The residue work continues, as our teams are in midst of collecting pollen and/or nectar from snapdragons and rhododendrons. Research teams in California, Connecticut, Kentucky, Michigan, New Jersey, and South Carolina are participating in this residue work, and our analytical lab has been busy processing the pollen and nectar samples for residue levels.

Flowers crowding beds in a greenhouse.
Salvia splendens flowers ready for nectar collection in July 2018.

Our research teams have realized that sampling nectar and pollen is an important but highly tedious and time-consuming task. To give an example, a typical, full-sized rhododendron plant may have about 1,000 flower blossoms. Collecting the pollen from that plant takes about 90 minutes. Collecting the nectar takes about 45 minutes. That’s 2 hours 15 minutes for one plant, but with 200 plants in our experiment, a research team can spend about 450 hours collecting nectar and pollen!
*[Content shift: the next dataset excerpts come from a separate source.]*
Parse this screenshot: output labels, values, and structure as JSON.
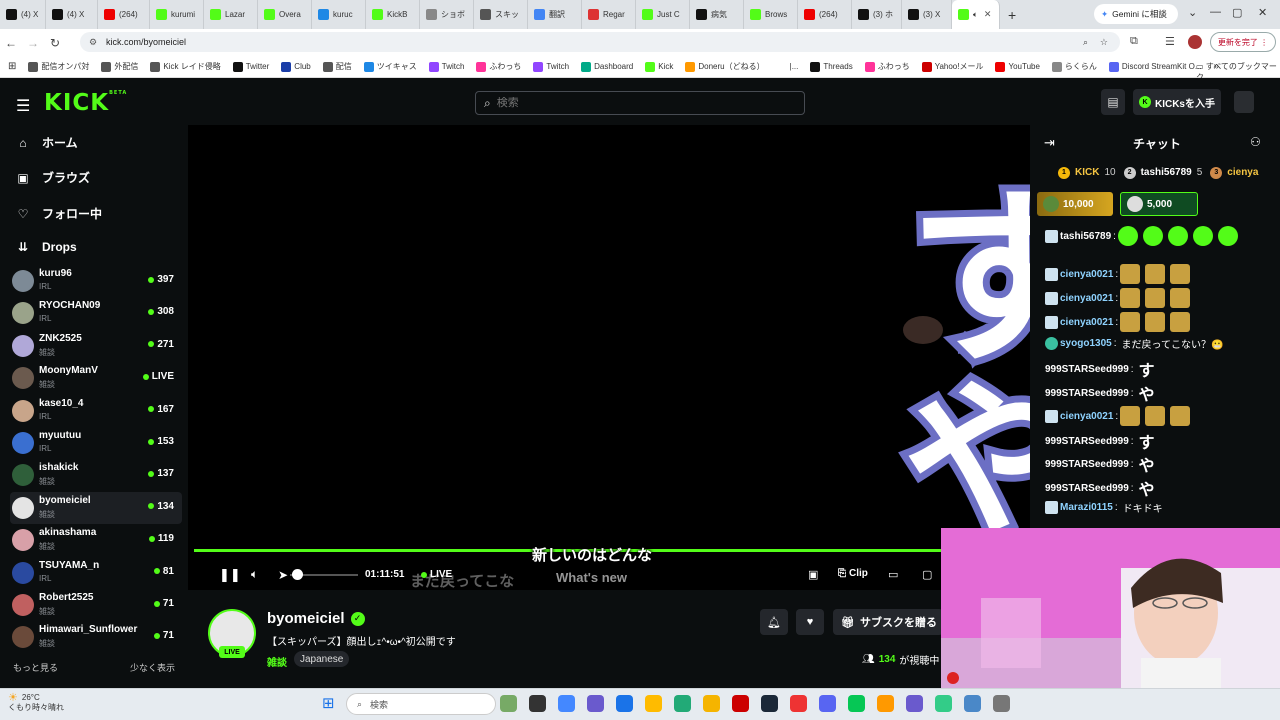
{
  "browser": {
    "tabs": [
      {
        "label": "(4) X",
        "color": "#111"
      },
      {
        "label": "(4) X",
        "color": "#111"
      },
      {
        "label": "(264)",
        "color": "#e00"
      },
      {
        "label": "kurumi",
        "color": "#53fc18"
      },
      {
        "label": "Lazar",
        "color": "#53fc18"
      },
      {
        "label": "Overa",
        "color": "#53fc18"
      },
      {
        "label": "kuruc",
        "color": "#1e88e5"
      },
      {
        "label": "KickB",
        "color": "#53fc18"
      },
      {
        "label": "ショボ",
        "color": "#888"
      },
      {
        "label": "スキッ",
        "color": "#555"
      },
      {
        "label": "翻訳",
        "color": "#4285f4"
      },
      {
        "label": "Regar",
        "color": "#d33"
      },
      {
        "label": "Just C",
        "color": "#53fc18"
      },
      {
        "label": "病気",
        "color": "#111"
      },
      {
        "label": "Brows",
        "color": "#53fc18"
      },
      {
        "label": "(264)",
        "color": "#e00"
      },
      {
        "label": "(3) ホ",
        "color": "#111"
      },
      {
        "label": "(3) X",
        "color": "#111"
      }
    ],
    "active_tab_label": "",
    "gemini_tab": "Gemini に相談",
    "url": "kick.com/byomeiciel",
    "update_button": "更新を完了 ⋮",
    "bookmarks": [
      {
        "label": "配信オンパ対",
        "color": "#555"
      },
      {
        "label": "外配信",
        "color": "#555"
      },
      {
        "label": "Kick レイド侵略",
        "color": "#555"
      },
      {
        "label": "Twitter",
        "color": "#111"
      },
      {
        "label": "Club",
        "color": "#1a3da8"
      },
      {
        "label": "配信",
        "color": "#555"
      },
      {
        "label": "ツイキャス",
        "color": "#1e88e5"
      },
      {
        "label": "Twitch",
        "color": "#9146ff"
      },
      {
        "label": "ふわっち",
        "color": "#f39"
      },
      {
        "label": "Twitch",
        "color": "#9146ff"
      },
      {
        "label": "Dashboard",
        "color": "#0a8"
      },
      {
        "label": "Kick",
        "color": "#53fc18"
      },
      {
        "label": "Doneru（どねる）",
        "color": "#f90"
      },
      {
        "label": "|...",
        "color": "#fff"
      },
      {
        "label": "Threads",
        "color": "#111"
      },
      {
        "label": "ふわっち",
        "color": "#f39"
      },
      {
        "label": "Yahoo!メール",
        "color": "#c00"
      },
      {
        "label": "YouTube",
        "color": "#e00"
      },
      {
        "label": "らくらん",
        "color": "#888"
      },
      {
        "label": "Discord StreamKit O...",
        "color": "#5865f2"
      }
    ],
    "all_bookmarks": "すべてのブックマーク"
  },
  "kick": {
    "logo": "KICK",
    "logo_beta": "BETA",
    "search_placeholder": "検索",
    "get_kicks": "KICKsを入手"
  },
  "sidebar": {
    "nav": [
      {
        "label": "ホーム",
        "icon": "home-icon",
        "glyph": "⌂"
      },
      {
        "label": "ブラウズ",
        "icon": "browse-icon",
        "glyph": "▣"
      },
      {
        "label": "フォロー中",
        "icon": "heart-icon",
        "glyph": "♡"
      },
      {
        "label": "Drops",
        "icon": "drops-icon",
        "glyph": "⇊"
      }
    ],
    "channels": [
      {
        "name": "kuru96",
        "category": "IRL",
        "viewers": "397",
        "color": "#7d8a96"
      },
      {
        "name": "RYOCHAN09",
        "category": "IRL",
        "viewers": "308",
        "color": "#9aa38a"
      },
      {
        "name": "ZNK2525",
        "category": "雑談",
        "viewers": "271",
        "color": "#b0a8d8"
      },
      {
        "name": "MoonyManV",
        "category": "雑談",
        "viewers": "LIVE",
        "color": "#6b5a4e"
      },
      {
        "name": "kase10_4",
        "category": "IRL",
        "viewers": "167",
        "color": "#c8a58a"
      },
      {
        "name": "myuutuu",
        "category": "IRL",
        "viewers": "153",
        "color": "#3a6fd0"
      },
      {
        "name": "ishakick",
        "category": "雑談",
        "viewers": "137",
        "color": "#2f5f3a"
      },
      {
        "name": "byomeiciel",
        "category": "雑談",
        "viewers": "134",
        "color": "#e4e4e4"
      },
      {
        "name": "akinashama",
        "category": "雑談",
        "viewers": "119",
        "color": "#d8a0a8"
      },
      {
        "name": "TSUYAMA_n",
        "category": "IRL",
        "viewers": "81",
        "color": "#2a4aa0"
      },
      {
        "name": "Robert2525",
        "category": "雑談",
        "viewers": "71",
        "color": "#c06060"
      },
      {
        "name": "Himawari_Sunflower",
        "category": "雑談",
        "viewers": "71",
        "color": "#6a4a3a"
      }
    ],
    "show_more": "もっと見る",
    "show_less": "少なく表示"
  },
  "player": {
    "time": "01:11:51",
    "live": "LIVE",
    "clip": "Clip",
    "subtitle_line1": "新しいのはどんな",
    "subtitle_line2": "まだ戻ってこな",
    "subtitle_line3": "What's new",
    "video_chars": [
      "す",
      "や"
    ],
    "progress": 1.0,
    "volume": 0.1
  },
  "stream": {
    "channel": "byomeiciel",
    "title": "【スキッパーズ】顔出しｪ^•ω•^初公開です",
    "category": "雑談",
    "language": "Japanese",
    "live_tag": "LIVE",
    "subscribe_gift": "サブスクを贈る",
    "viewers_count": "134",
    "viewers_label": "が視聴中"
  },
  "chat": {
    "title": "チャット",
    "leaderboard": [
      {
        "rank": "1",
        "name": "KICK",
        "score": "10",
        "rank_color": "#f5b90a",
        "name_color": "#f5c542"
      },
      {
        "rank": "2",
        "name": "tashi56789",
        "score": "5",
        "rank_color": "#ccc",
        "name_color": "#fff"
      },
      {
        "rank": "3",
        "name": "cienya",
        "score": "",
        "rank_color": "#d08a4a",
        "name_color": "#f5c542"
      }
    ],
    "gift1_amount": "10,000",
    "gift2_amount": "5,000",
    "messages": [
      {
        "user": "tashi56789",
        "color": "#fff",
        "text": ""
      },
      {
        "user": "cienya0021",
        "color": "#8fd3ff",
        "text": ""
      },
      {
        "user": "cienya0021",
        "color": "#8fd3ff",
        "text": ""
      },
      {
        "user": "cienya0021",
        "color": "#8fd3ff",
        "text": ""
      },
      {
        "user": "syogo1305",
        "color": "#8fd3ff",
        "text": "まだ戻ってこない？😬"
      },
      {
        "user": "999STARSeed999",
        "color": "#fff",
        "text": "す"
      },
      {
        "user": "999STARSeed999",
        "color": "#fff",
        "text": "や"
      },
      {
        "user": "cienya0021",
        "color": "#8fd3ff",
        "text": ""
      },
      {
        "user": "999STARSeed999",
        "color": "#fff",
        "text": "す"
      },
      {
        "user": "999STARSeed999",
        "color": "#fff",
        "text": "や"
      },
      {
        "user": "999STARSeed999",
        "color": "#fff",
        "text": "や"
      },
      {
        "user": "Marazi0115",
        "color": "#8fd3ff",
        "text": "ドキドキ"
      }
    ]
  },
  "taskbar": {
    "temp": "26°C",
    "weather": "くもり時々晴れ",
    "search": "検索"
  }
}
Aside from the time-consuming nature of the work, some teams have had to overcome additional obstacles. In New Jersey, for example, the initial group of rhododendron plants being used to test residues caught a case of phytophthora, a plant-damaging water mold that caused various portions of the plants to die off. They now have a new group of rhododendron plants—so far phytophthora-free—where they will soon be collecting baseline samples again.